Dans l’Hérault, le parc de logements se caractérise par l’augmentation rapide du nombre de résidences principales. Au cours de la période 2007-2012, en lien avec la croissance démographique et la décohabitation, le parc de logements s’est accru de 38 700 résidences principales, soit + 8,6 %. Ce rythme est supérieur à celui de France métropolitaine (+ 4,6 % en cinq ans) et supérieur à celui de la région (+ 6,9 %) (figure 4).

En raison de l’attrait touristique du département, la part des résidences secondaires est élevée, 19 %, près du double de la part en France métropolitaine. Elles sont constituées pour la plupart de petits logements situés sur le littoral dans des immeubles collectifs.

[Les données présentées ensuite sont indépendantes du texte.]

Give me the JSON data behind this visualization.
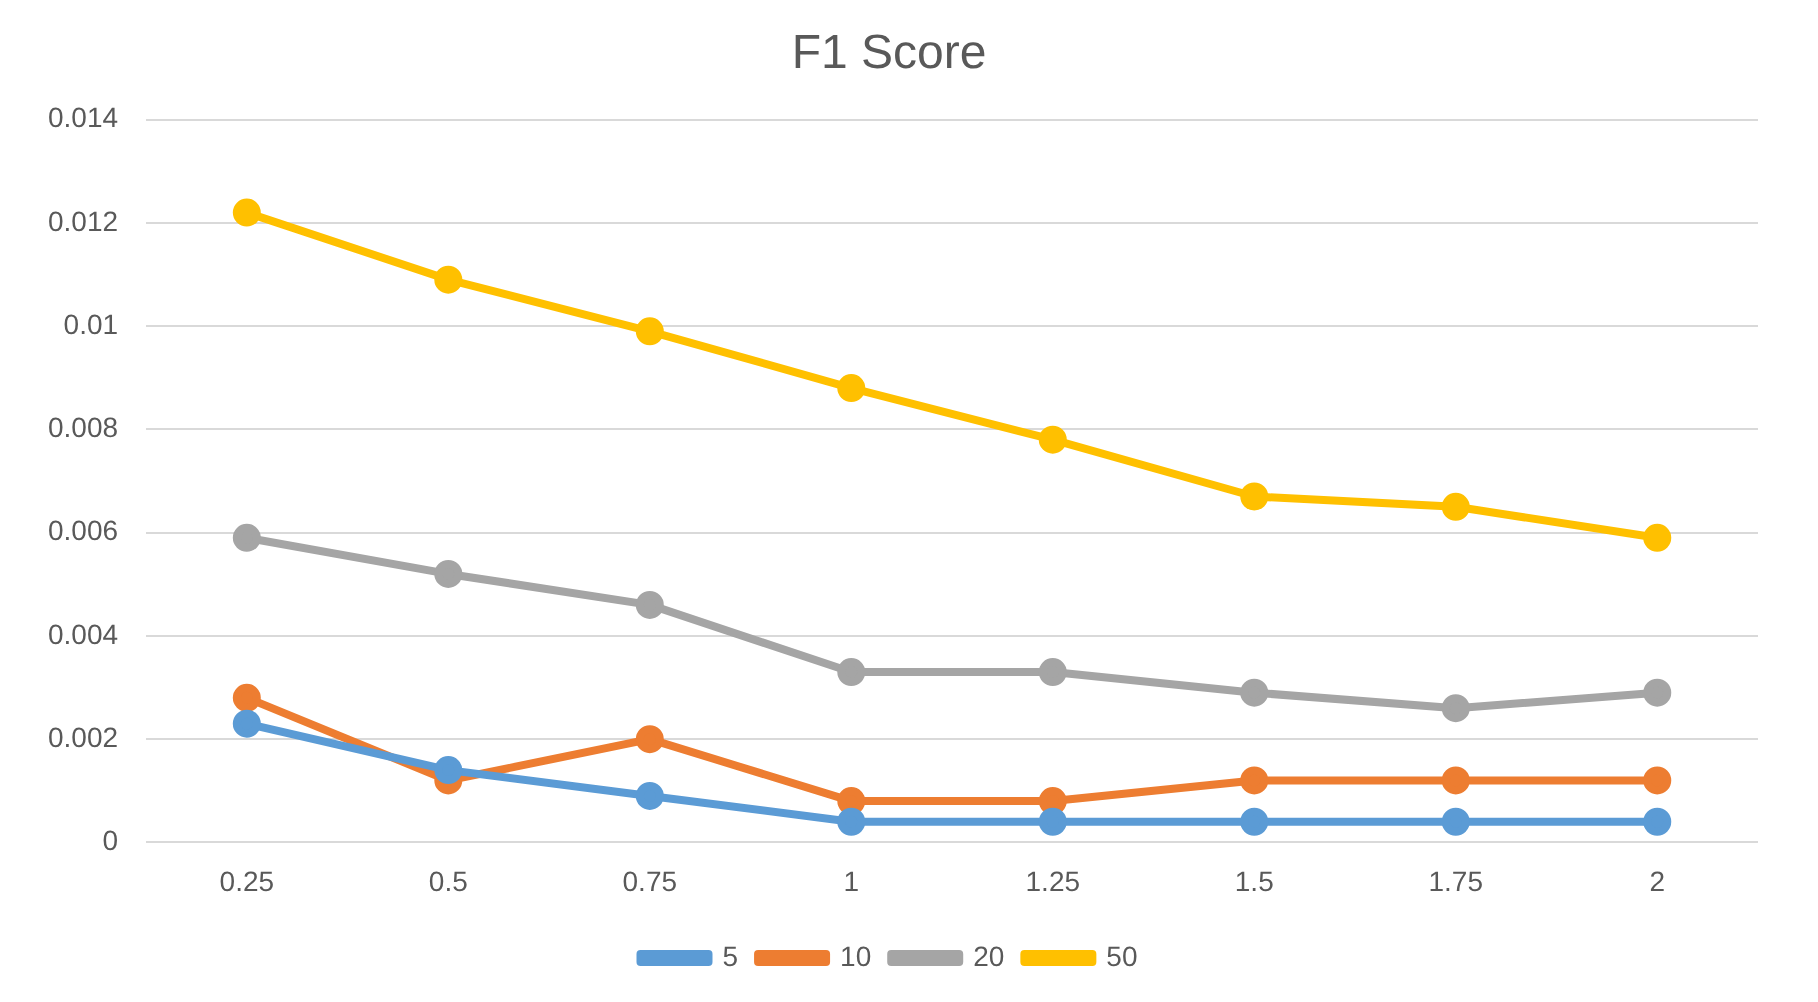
{
  "chart_data": {
    "type": "line",
    "title": "F1 Score",
    "categories": [
      "0.25",
      "0.5",
      "0.75",
      "1",
      "1.25",
      "1.5",
      "1.75",
      "2"
    ],
    "series": [
      {
        "name": "5",
        "color": "#5b9bd5",
        "values": [
          0.0023,
          0.0014,
          0.0009,
          0.0004,
          0.0004,
          0.0004,
          0.0004,
          0.0004
        ]
      },
      {
        "name": "10",
        "color": "#ed7d31",
        "values": [
          0.0028,
          0.0012,
          0.002,
          0.0008,
          0.0008,
          0.0012,
          0.0012,
          0.0012
        ]
      },
      {
        "name": "20",
        "color": "#a5a5a5",
        "values": [
          0.0059,
          0.0052,
          0.0046,
          0.0033,
          0.0033,
          0.0029,
          0.0026,
          0.0029
        ]
      },
      {
        "name": "50",
        "color": "#ffc000",
        "values": [
          0.0122,
          0.0109,
          0.0099,
          0.0088,
          0.0078,
          0.0067,
          0.0065,
          0.0059
        ]
      }
    ],
    "ylim": [
      0,
      0.014
    ],
    "yticks": [
      0,
      0.002,
      0.004,
      0.006,
      0.008,
      0.01,
      0.012,
      0.014
    ],
    "grid": "y",
    "legend": "bottom",
    "marker": "circle",
    "line_style": "solid"
  }
}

Figure 4 – Présence notable de résidences secondaires - Parc des logements par catégorie au 1er janvier 2012

Présence notable de résidences secondaires - Parc des logements par catégorie au 1er janvier 2012
Catégorie de logement Hérault Languedoc-Roussillon-Midi-Pyrénées France métropolitaine
Nombre Part (%) Évolution entre 2007 et 2012 (%) Part (%) Évolution entre 2007 et 2012 (%) Part (%) Évolution entre 2007 et 2012 (%)
Résidences principales 487 851 73,8 + 8,6 76,0 + 6,9 83,0 + 4,6
Résidences secondaires* 124 492 18,9 - 0,5 15,8 + 3,0 9,5 + 2,6
Logements vacants 48 409 7,3 + 8,6 8,2 + 24,7 7,5 + 23,2
Ensemble 660 752 100,0 + 6,8 100,0 + 7,5 100,0 + 5,6
  • *y compris logements occasionnels
  • Source : Insee, recensements de la population

Département de l’ancienne préfecture de région Languedoc-Roussillon, l’Hérault dispose de nombreux équipements et services. Avec 439 équipements pour 10 000 habitants en 2012, le département est l’un des mieux équipés de la région. Il compte 133 communes qualifiées de pôles de services de proximité, c’est-à-dire disposant d’au moins la moitié des équipements de la gamme de proximité comme boulangerie, école, banque… 39 communes du département sont des pôles intermédiaires (collège, supermarché, laboratoire d'analyses médicales,...) et 12 communes sont des pôles supérieurs, offrant des équipements et services spécifiques et plus rares comme les hôpitaux ou lycées. Ces 184 communes couvrent 95 % de la population héraultaise et constituent un maillage très fin du territoire, offrant aux Héraultais tous les équipements et services possibles.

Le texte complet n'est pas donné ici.